Fall is the perfect time to plant, especially trees and shrubs, which get a chance to settle in to their new environs, enjoy cool weather and adequate rainfall.
This helps the rooting process without the demands of leaf growth; the trees and shrubs snooze over the winter, then start the growing process seven to eight months later.
In a nutshell, fall plantings needn't hit the ground running like spring plantings do.
You must plant them properly, however. If the shrub/tree root ball is wrapped in burlap and twine, cut the twine (especially if it's plastic or nylon) around the trunk after you've placed the root ball it in the hole. (If the wrap is plastic, remove it or it will strangle root growth; burlap will rot and can stay on the root ball.)
If your plant is potted, remove it and remember to plant at the same level it was planted originally, and in an adequate, but not large, hole. (Larger used to be better; now experts say the roots will find their way, and it is not necessary to create a plush, but false environment).
When you plant with a root ball in clay soil, allow two inches of the ball to remain above grade, because clay soil drains with difficulty.
Cover with soil, and water well; such plantings will not be damaged by poor drainage or standing water, but they are more apt to dry out, so if rain and snow are scarce this winter, make sure such plantings have adequate moisture.
Here are some other questions asked at this time of year:
Q. My jack-in-the pulpits seem to have vanished. I had quite a thick stand of these spring favorites. What happened?
A. Jack-in-the pulpits (or arisaemas) typically seed themselves in damp, shady areas and go on for years, although some, like the Japanese A.sikokianum, tend to be short-lived perennials. What might be happening is that the seeds, which naturally propagate these plants, are not being planted.
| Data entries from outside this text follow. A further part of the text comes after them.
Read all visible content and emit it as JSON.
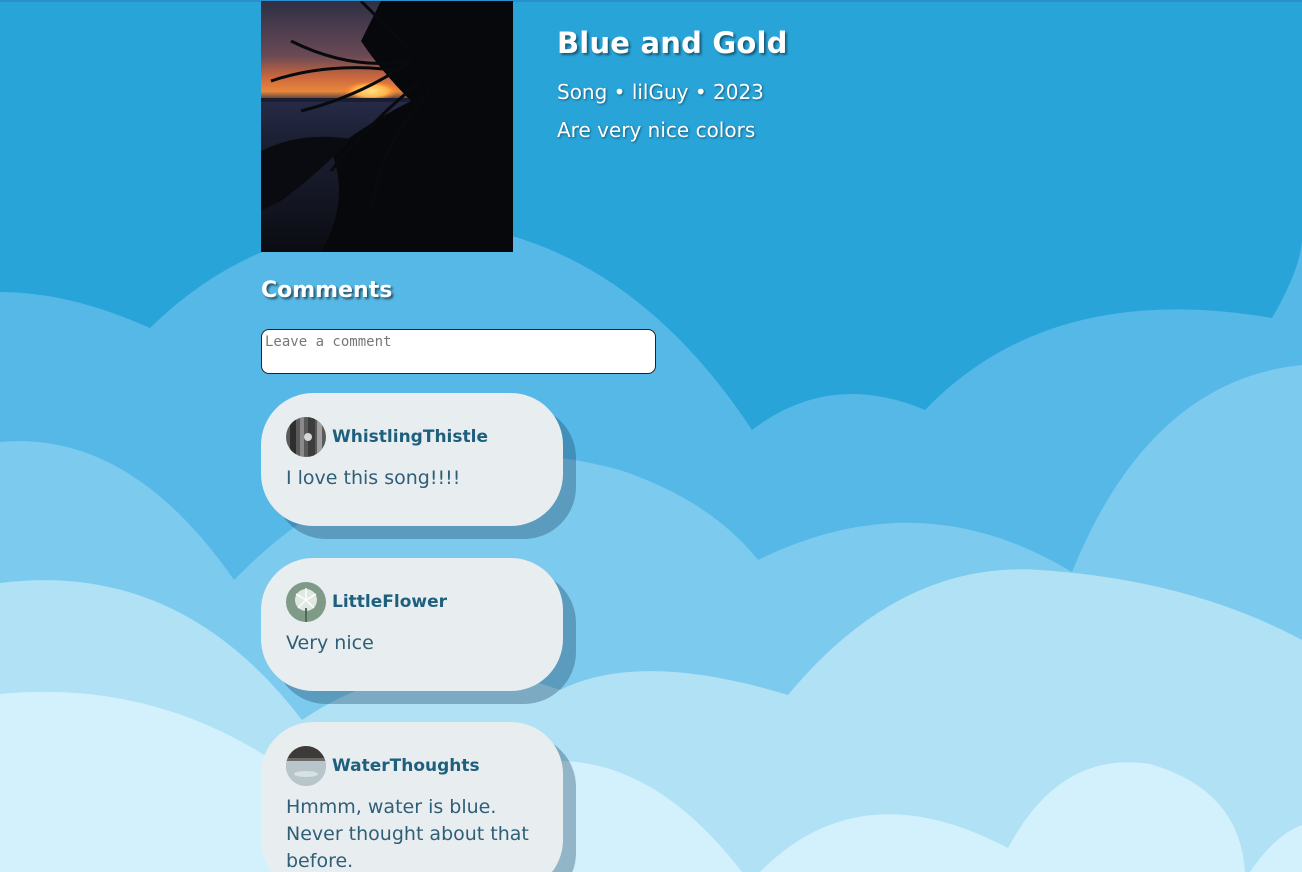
{
  "song": {
    "title": "Blue and Gold",
    "meta": "Song • lilGuy • 2023",
    "description": "Are very nice colors"
  },
  "comments_section": {
    "heading": "Comments",
    "input_placeholder": "Leave a comment",
    "items": [
      {
        "username": "WhistlingThistle",
        "text": "I love this song!!!!"
      },
      {
        "username": "LittleFlower",
        "text": "Very nice"
      },
      {
        "username": "WaterThoughts",
        "text": "Hmmm, water is blue. Never thought about that before."
      }
    ]
  },
  "colors": {
    "sky": "#28a4d8",
    "cloud_layer_1": "#56b8e6",
    "cloud_layer_2": "#7ccaee",
    "cloud_layer_3": "#b0e1f5",
    "cloud_layer_4": "#d3f1fd",
    "card": "#e8edf0",
    "username": "#1f5f7e"
  }
}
Because these are very desirable to chipmunks and some other wildlife, try netting the bright red-berried stalks once they form after the spathe fades to keep the foragers away. Extended periods of drought can also kill off this plant.
Q. I bought several leathery-leafed daisy-flowered plants (the backs of the petals are purple) in spring. They bloomed for a month, and did nothing over the summer, but now seem to have gotten a second wind. I think they're called a Cape Daisy. Will they bloom again in spring?
A. Sounds like you are talking about osteospermum, a South African genus, popular in Europe for years and recently gaining attention here in America. The original plants like cool temperatures -- 50-60 degrees -- but since new cultivars have been introduced, Americans have a better shot at bringing them through our scorching summers to bloom again in fall.
They belong to the perennials now known as half-hardies: They are perennials, but not in our zone. They should bloom late into fall, so enjoy them as two-season annuals. If you have room, winter them over in your garage or an unheated room. Give them just enough water to keep them going.